Physics HL · Chapter 6: Relativity
Chapter 6 Wrap-Up
Consolidate a practical solving routine for relativity problems across equations and diagrams.
Estimated time: 7 minutes
A Reliable Problem-Solving Sequence
Start every problem by naming the frame in which each quantity is measured. Next, mark whether a given interval is proper time or proper length. Then choose the matching relation: Lorentz transformations for event coordinates, dilation or contraction formulas for special intervals, velocity addition for moving-signal questions, and spacetime diagrams when causal or simultaneity interpretation is central.
Check answers against limiting behavior. As v approaches zero, your result should approach the Galilean approximation. As v gets close to c, gamma should grow and corrections should become prominent. For any speed-composition question, ensure final speed remains below c for matter.
Key Takeaways
- Einstein's postulates require Lorentz, not Galilean, transformations at high speed.

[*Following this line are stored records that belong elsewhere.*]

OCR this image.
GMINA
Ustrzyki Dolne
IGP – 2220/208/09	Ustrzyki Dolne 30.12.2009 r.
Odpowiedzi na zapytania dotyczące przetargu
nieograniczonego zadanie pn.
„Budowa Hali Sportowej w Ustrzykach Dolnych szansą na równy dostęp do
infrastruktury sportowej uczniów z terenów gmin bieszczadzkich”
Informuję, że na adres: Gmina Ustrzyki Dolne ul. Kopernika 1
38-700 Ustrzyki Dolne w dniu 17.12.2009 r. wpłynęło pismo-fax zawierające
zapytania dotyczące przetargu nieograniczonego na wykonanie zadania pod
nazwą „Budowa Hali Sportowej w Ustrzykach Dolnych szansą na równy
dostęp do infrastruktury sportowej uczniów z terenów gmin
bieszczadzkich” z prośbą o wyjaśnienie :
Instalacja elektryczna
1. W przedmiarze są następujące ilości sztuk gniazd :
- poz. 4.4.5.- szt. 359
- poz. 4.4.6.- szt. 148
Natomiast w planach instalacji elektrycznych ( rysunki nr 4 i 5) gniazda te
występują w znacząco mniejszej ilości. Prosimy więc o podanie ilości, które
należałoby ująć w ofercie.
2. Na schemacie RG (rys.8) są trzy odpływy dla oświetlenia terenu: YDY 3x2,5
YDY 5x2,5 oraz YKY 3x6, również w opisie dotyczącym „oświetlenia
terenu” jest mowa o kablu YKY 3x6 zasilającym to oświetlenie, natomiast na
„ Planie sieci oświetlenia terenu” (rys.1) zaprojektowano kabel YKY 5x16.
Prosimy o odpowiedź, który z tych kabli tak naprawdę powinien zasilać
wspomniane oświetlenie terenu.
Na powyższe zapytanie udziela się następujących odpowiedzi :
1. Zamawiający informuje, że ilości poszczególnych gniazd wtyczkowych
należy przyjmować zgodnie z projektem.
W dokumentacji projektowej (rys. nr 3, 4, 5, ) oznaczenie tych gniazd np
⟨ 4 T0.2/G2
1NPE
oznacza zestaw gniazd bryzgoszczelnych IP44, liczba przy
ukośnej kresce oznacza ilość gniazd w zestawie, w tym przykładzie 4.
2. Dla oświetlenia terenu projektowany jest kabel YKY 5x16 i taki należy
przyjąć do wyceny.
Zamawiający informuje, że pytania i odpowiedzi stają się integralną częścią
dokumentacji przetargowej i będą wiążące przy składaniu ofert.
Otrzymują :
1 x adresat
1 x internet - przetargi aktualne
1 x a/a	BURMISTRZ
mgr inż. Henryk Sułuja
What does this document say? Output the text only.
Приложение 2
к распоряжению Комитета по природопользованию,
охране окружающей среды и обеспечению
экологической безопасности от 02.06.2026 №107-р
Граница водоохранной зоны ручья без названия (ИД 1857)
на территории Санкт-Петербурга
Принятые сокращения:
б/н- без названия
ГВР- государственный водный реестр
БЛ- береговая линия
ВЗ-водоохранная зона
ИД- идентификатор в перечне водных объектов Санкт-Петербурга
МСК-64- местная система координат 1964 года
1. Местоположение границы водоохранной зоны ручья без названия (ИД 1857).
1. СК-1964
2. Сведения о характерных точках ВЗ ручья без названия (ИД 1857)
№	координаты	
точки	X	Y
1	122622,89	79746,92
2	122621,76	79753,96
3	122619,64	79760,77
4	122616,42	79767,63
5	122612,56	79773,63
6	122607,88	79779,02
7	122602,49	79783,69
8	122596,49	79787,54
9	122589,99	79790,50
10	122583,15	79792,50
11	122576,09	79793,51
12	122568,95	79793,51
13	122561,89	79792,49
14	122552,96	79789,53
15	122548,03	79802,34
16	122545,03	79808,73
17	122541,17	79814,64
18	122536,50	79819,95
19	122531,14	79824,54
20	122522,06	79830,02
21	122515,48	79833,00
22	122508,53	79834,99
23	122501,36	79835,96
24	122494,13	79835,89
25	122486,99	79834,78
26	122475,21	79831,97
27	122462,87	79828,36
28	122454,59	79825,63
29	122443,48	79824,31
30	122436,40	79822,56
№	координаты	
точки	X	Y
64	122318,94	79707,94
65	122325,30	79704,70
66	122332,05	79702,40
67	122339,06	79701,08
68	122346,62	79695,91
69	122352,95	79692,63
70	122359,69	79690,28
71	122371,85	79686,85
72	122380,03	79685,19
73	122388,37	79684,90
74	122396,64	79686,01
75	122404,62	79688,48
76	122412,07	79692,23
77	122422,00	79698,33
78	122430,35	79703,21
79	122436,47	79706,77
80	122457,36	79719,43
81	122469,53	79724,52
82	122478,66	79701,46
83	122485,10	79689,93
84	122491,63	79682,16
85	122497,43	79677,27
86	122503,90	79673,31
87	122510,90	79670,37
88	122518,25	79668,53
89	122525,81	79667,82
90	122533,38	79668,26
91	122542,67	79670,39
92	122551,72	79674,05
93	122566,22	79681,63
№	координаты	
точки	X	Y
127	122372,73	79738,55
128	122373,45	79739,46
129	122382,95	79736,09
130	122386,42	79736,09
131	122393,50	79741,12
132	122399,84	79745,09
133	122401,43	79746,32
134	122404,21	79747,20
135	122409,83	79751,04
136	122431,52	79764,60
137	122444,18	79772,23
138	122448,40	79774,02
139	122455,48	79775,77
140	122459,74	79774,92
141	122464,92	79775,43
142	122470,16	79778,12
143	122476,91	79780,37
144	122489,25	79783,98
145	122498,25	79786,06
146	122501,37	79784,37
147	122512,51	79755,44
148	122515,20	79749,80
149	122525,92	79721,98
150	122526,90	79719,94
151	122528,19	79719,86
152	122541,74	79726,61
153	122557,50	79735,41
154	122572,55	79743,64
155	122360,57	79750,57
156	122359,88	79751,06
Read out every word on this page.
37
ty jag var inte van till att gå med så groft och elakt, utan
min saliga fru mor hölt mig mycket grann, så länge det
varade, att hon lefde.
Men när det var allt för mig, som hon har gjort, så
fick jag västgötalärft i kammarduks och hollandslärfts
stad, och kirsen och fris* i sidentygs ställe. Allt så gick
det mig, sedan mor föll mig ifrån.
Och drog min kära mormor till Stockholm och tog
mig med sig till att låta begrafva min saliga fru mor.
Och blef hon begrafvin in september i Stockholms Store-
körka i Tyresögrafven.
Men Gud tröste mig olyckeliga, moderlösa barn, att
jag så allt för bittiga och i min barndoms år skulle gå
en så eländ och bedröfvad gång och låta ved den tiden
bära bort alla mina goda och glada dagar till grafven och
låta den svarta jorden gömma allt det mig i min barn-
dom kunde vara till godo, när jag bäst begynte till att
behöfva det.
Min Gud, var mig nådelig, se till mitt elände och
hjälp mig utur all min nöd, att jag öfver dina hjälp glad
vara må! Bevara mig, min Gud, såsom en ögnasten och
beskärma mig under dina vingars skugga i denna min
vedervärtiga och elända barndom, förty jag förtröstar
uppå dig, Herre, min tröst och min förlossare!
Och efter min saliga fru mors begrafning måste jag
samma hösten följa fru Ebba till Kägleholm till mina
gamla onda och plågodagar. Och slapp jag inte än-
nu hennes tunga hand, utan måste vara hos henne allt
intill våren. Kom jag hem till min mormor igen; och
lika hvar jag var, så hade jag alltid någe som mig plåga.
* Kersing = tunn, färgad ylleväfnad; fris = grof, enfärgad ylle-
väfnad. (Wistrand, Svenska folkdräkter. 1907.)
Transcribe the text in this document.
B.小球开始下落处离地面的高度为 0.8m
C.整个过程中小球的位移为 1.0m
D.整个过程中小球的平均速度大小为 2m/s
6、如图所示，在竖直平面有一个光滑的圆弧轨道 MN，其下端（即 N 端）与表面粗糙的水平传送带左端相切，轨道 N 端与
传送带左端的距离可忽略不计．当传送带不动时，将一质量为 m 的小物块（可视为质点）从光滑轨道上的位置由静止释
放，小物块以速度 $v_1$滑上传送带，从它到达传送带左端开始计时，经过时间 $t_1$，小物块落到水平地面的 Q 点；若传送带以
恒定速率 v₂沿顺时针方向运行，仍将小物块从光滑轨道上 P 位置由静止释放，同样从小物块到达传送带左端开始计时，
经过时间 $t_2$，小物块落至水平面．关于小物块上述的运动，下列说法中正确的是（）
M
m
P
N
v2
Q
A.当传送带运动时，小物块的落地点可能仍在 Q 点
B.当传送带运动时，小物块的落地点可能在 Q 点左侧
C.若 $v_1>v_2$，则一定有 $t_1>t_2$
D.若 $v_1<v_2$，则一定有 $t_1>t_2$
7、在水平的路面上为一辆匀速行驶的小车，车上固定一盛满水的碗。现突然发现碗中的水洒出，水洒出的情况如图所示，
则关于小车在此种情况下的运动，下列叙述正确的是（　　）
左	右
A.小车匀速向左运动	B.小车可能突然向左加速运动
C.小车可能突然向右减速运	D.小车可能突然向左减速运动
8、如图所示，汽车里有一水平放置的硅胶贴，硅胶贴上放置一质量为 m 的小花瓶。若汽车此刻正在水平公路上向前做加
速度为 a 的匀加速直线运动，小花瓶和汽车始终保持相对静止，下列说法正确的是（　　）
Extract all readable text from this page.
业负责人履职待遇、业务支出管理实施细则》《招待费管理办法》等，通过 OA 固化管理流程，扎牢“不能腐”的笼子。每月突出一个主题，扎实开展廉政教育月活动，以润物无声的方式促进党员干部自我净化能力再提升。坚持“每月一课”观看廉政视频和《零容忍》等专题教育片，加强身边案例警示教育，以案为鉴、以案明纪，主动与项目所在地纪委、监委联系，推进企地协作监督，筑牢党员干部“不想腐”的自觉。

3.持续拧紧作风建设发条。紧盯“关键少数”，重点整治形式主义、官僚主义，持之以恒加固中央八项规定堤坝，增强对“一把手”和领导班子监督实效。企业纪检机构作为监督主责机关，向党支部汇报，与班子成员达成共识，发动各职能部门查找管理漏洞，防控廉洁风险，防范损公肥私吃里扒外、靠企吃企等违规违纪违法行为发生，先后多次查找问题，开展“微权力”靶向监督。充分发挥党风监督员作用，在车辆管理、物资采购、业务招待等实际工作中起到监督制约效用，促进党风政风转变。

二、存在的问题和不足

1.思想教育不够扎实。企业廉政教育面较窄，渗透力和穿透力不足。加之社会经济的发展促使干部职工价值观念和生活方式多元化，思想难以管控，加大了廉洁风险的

- Space and time coordinates are frame-dependent; spacetime interval is invariant.
- Proper time dilates by gamma in frames where the clock moves.
- Only lengths parallel to motion contract, and simultaneity conditions matter.
- Relativistic velocity addition preserves c as a universal upper limit.
- Spacetime diagrams unify equations, simultaneity, and causality in one visual model.